My (paper) solution to this is to use the recognition of patterns to select from
a list of evaluation functions. An evaluation function that is well suited to a
position type should be able to determine whether those vital pieces are
deployed in the winning position for a given pattern.

>about the pattern, and you might have a totally opposite situation.  So I
>believe the patterns being recognized have to be "mini-patterns" within the
>position, with some sort of overseeing algorithm to determine which ones are
>important or are out-weighed by others.

If humans can do it, there MUST be a way for computers to do it as well.

Again - my proposed solution is (roughly) to make a list of the patterns that
exist in a position, possibly with weightings, and use this list to create an
ordered list of evaluation functions.

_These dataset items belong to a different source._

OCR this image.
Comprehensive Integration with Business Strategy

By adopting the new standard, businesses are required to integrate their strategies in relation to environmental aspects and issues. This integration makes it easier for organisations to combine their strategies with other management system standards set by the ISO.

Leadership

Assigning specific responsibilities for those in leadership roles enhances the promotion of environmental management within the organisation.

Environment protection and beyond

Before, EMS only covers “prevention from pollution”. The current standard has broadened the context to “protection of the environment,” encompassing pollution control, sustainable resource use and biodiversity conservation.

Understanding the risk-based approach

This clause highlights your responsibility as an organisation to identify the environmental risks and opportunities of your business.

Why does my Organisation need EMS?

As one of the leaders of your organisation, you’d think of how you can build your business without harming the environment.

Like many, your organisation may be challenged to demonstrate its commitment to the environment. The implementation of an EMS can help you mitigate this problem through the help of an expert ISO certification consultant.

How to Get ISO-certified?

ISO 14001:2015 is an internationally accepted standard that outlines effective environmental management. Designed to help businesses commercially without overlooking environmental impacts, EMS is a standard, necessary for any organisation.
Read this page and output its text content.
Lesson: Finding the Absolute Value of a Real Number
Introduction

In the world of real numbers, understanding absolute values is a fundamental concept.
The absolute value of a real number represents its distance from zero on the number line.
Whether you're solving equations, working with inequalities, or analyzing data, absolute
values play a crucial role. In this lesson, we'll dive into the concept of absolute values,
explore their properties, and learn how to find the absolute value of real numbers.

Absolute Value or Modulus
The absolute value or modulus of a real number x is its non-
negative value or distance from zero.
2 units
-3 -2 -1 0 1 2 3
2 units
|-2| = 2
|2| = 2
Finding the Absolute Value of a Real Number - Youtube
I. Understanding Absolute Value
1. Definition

You can then apply (say) all evaluation
functions that score within 25% of the best match, and weight the evaluations
they give with their match scores with the patterns.

This would solve all the knowledge management problems you've put forward!

The drawbacks are that it would take a substantial amount of setting up, and the
process of evaluating a position would be significantly slower than the 1000
processor clock cycles that Fritz needs (based on the observation that it was
doing 900,000 NPS at WMCCC 2000).

>I've never been interested in making a traditional brute-force type program
>simply because it seems boring.  I'm more interested in the problem-solving that
>in solving the problem.  I would like to see more approaches that attempt to
>unlock the secrets of chess.  After all, when you search ahead "manually" 10
>plys or so, aren't you just revealing the future potential of the current
>position?  Are chess positions one-way ratchets like the best encryption
>algorithms, or can they be broken down and decoded through some other way?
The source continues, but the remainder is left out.